Charles Darwin listed a number of putative human vestigial features, which he termed rudimentary, in The Descent of Man (1890). These included the muscles of the ear, wisdom teeth, the appendix, the tail bone, body hair, and the semilunar fold in the corner of the eye. Darwin also commented on the sporadic nature of many vestigial features, particularly musculature. Making reference to the work of the anatomist William Turner, Darwin highlighted a number of sporadic muscles which he identified as vestigial remnants of the panniculus carnosus, particularly the sternalis muscle.[1][2]
In 1893, Robert Wiedersheim published The Structure of Man, a book on human anatomy and its relevance to man's evolutionary history. This book contained a list of 86 human organs that he considered vestigial, or as Wiedersheim himself explained: "Organs having become wholly or in part functionless, some appearing in the Embryo alone, others present during Life constantly or inconstantly. For the greater part Organs which may be rightly termed Vestigial."[3] His list of supposedly vestigial organs included many of the examples on this page as well as others then mistakenly believed to be purely vestigial, such as the pineal gland, the thymus gland, and the pituitary gland. Some of these organs that had lost their obvious, original functions later turned out to have retained functions that had gone unrecognized before the discovery of hormones or many of the functions and tissues of the immune system.[4][5] Examples included:
- the role of the pineal in the regulation of the circadian rhythm (neither the function nor even the existence of melatonin was yet known);
- discovery of the role of the thymus in the immune system lay many decades in the future; it remained a mystery organ until after the mid-20th century;
- the pituitary and hypothalamus with their many and varied hormones were far from understood, let alone the complexity of their interrelationships.
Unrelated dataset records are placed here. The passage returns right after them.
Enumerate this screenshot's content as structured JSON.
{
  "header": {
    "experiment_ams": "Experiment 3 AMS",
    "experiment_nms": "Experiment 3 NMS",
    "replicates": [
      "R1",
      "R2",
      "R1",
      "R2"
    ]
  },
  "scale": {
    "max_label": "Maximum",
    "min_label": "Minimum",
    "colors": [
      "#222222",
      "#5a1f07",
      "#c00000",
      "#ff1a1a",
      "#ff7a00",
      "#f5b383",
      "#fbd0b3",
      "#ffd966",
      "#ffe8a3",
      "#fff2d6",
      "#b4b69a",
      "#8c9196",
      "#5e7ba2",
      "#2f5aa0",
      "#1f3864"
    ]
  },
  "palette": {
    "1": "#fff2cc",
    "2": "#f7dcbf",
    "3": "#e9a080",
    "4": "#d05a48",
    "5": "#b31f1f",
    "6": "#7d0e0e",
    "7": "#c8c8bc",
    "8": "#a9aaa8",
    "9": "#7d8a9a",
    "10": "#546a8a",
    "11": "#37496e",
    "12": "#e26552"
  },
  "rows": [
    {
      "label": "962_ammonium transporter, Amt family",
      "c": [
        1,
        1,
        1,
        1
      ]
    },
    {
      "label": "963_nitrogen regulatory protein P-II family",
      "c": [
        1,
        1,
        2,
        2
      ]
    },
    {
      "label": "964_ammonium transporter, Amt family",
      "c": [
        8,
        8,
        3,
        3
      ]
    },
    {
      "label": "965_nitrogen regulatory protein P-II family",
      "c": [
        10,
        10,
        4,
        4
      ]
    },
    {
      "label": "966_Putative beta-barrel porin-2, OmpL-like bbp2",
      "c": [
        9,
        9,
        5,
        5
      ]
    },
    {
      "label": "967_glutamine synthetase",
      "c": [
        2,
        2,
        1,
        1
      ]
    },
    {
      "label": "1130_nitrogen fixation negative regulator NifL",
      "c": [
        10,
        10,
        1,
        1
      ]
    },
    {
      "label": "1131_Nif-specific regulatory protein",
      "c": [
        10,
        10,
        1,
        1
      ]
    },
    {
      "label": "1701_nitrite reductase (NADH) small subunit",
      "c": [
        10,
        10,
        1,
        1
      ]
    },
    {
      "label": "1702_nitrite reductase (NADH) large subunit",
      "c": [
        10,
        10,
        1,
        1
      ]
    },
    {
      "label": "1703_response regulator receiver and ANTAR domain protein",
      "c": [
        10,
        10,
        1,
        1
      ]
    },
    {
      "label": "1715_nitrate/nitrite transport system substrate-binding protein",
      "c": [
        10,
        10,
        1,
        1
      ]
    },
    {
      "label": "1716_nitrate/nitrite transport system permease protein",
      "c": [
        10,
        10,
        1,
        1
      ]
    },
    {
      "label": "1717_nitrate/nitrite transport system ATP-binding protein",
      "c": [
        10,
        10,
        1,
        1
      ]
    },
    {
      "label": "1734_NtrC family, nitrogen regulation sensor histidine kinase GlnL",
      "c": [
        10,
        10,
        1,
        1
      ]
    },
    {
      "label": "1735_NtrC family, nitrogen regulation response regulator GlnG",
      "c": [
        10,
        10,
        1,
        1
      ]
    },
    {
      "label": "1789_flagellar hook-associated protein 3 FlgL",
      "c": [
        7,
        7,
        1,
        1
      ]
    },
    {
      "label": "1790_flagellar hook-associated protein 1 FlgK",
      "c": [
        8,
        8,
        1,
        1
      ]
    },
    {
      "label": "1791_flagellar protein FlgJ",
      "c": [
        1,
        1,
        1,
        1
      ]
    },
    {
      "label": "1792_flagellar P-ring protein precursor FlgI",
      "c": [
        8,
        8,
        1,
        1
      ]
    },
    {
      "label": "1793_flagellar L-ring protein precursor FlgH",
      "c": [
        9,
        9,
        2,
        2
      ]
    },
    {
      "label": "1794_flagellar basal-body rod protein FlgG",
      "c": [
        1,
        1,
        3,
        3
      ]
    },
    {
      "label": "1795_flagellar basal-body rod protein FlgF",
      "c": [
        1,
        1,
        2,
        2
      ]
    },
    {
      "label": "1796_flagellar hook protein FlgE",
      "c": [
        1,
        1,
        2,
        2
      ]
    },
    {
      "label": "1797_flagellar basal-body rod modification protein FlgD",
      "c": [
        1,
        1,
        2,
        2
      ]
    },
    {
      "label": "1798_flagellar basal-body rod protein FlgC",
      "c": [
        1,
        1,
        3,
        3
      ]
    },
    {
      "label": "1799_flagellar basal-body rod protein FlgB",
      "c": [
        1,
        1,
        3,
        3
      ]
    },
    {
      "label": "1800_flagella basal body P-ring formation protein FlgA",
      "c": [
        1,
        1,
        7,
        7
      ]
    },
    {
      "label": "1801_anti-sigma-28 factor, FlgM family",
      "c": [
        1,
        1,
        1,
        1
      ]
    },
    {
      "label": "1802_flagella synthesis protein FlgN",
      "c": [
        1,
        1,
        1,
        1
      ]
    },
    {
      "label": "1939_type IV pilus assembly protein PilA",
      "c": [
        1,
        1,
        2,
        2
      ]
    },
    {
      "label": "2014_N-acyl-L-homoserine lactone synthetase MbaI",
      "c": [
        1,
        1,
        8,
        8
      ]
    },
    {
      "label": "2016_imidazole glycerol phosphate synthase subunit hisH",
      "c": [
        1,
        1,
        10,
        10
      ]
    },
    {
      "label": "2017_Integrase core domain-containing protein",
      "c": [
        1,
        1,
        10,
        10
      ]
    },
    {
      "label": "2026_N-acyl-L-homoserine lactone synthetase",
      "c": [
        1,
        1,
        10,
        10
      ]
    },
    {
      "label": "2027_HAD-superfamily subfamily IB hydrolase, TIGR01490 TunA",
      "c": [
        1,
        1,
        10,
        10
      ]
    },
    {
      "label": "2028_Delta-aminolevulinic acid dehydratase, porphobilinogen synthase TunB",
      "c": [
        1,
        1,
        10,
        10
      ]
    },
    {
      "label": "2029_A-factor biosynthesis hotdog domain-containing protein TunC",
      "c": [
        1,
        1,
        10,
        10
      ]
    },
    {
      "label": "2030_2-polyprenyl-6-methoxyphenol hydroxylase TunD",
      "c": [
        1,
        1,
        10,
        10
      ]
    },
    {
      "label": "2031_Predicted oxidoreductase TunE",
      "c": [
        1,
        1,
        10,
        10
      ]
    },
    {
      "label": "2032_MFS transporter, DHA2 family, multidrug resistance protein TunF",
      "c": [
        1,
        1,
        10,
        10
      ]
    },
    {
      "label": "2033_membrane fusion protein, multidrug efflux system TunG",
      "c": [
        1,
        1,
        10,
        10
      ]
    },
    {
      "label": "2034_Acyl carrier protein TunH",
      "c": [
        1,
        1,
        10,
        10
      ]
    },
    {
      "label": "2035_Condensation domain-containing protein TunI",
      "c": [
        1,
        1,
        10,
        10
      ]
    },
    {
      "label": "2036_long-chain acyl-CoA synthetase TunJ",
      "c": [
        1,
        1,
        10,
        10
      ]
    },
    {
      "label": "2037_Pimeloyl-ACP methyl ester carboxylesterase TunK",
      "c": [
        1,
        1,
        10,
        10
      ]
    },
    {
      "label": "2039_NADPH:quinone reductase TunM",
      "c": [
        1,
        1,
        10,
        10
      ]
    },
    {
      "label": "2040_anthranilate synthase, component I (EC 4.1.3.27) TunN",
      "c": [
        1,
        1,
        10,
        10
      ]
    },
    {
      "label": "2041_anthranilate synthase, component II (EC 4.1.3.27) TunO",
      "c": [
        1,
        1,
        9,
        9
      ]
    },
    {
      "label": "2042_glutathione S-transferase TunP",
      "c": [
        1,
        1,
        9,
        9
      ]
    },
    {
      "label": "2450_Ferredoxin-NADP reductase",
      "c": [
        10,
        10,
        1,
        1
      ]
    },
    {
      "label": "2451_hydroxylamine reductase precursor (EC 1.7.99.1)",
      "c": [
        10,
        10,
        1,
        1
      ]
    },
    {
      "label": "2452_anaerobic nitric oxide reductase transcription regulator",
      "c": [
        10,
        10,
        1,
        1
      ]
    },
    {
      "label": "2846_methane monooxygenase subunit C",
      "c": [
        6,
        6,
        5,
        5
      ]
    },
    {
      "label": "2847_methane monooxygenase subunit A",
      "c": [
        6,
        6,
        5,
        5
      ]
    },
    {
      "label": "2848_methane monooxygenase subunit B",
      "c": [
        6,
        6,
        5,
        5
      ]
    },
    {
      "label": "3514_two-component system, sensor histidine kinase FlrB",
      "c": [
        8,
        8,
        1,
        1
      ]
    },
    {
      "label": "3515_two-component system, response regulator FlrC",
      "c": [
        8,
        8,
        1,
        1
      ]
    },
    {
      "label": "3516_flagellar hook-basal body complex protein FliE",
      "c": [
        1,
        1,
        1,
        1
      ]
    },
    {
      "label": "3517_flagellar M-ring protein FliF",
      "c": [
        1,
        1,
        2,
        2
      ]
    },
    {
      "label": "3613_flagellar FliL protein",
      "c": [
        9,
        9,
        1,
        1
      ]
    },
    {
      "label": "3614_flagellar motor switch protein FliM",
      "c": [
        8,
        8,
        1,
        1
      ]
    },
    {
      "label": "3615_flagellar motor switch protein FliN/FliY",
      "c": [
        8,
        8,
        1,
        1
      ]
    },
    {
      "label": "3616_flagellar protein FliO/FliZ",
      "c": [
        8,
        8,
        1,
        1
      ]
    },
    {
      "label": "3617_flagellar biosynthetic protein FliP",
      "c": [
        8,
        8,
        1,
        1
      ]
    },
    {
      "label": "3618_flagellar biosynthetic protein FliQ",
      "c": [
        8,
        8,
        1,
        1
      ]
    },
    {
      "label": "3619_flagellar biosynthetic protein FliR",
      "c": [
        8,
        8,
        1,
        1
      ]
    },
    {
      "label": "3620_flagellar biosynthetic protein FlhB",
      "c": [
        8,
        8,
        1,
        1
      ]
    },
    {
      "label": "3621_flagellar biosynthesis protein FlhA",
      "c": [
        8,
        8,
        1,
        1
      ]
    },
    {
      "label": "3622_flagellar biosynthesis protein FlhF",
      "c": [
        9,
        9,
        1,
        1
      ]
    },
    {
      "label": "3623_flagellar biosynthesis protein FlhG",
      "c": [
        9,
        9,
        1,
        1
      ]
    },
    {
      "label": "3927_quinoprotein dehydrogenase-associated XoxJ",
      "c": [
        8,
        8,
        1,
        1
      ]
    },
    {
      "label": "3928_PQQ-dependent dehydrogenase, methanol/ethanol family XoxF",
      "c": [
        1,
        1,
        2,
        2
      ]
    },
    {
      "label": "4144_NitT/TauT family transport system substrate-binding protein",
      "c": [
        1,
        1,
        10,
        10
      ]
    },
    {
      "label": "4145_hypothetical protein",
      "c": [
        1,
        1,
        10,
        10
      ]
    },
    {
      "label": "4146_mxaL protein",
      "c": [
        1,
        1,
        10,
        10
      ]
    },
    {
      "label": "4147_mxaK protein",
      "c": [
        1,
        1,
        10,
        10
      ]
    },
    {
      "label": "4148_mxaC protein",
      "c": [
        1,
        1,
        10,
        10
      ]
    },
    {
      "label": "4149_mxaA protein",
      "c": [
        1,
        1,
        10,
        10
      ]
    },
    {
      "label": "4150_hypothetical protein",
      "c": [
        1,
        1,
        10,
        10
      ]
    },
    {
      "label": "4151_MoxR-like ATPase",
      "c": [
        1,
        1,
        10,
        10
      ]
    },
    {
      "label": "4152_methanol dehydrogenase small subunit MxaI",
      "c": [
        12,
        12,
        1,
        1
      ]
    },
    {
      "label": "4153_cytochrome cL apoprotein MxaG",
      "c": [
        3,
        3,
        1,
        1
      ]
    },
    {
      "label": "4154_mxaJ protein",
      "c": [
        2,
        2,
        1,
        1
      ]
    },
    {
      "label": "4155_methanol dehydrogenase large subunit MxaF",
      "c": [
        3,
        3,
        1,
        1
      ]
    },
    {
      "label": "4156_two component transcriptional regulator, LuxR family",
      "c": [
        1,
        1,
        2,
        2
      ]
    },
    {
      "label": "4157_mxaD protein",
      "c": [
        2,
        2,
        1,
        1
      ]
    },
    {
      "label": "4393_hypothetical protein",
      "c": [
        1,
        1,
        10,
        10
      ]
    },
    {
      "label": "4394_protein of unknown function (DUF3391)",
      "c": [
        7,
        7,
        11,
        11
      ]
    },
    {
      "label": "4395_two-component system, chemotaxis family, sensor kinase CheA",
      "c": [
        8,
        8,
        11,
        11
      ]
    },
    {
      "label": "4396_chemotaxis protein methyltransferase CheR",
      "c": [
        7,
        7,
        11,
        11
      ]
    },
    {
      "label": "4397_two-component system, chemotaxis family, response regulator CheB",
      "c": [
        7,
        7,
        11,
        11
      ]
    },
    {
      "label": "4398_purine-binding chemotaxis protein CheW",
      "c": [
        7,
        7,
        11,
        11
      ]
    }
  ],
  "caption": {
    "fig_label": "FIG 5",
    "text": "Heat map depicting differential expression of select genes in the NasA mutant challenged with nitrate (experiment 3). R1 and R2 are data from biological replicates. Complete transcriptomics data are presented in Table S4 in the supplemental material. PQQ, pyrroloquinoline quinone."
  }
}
Historically, there was a trend not only to dismiss the vermiform appendix as being uselessly vestigial, but an anatomical hazard, a liability to dangerous inflammation. As late as the mid-20th century, many reputable authorities conceded it no beneficial function.[6] This was a view supported, or perhaps inspired, by Darwin himself in the 1874 edition of his book The Descent of Man, and Selection in Relation to Sex. The organ's patent liability to appendicitis and its poorly understood role left the appendix open to blame for a number of possibly unrelated conditions. For example, in 1916, a surgeon claimed that removal of the appendix had cured several cases of trifacial neuralgiaand other nerve pain about the head and face, even though he stated that the evidence for appendicitis in those patients was inconclusive.[7] The discovery of hormones and hormonal principles, notably by Bayliss and Starling, argued against these views, but in the early twentieth century, there remained a great deal of fundamental research to be done on the functions of large parts of the digestive tract. In 1916, an author found it necessary to argue against the idea that the colon had no important function and that "...the ultimate disappearance of the appendix is a coordinate action and not necessarily associated with such frequent inflammations as we are witnessing in the human..."
There had been a long history of doubt about such dismissive views. Around 1920, the prominent surgeon Kenelm Hutchinson Digbydocumented previous observations, going back more than thirty years, that suggested lymphatic tissues, such as the tonsils and appendix, may have substantial immunological functions.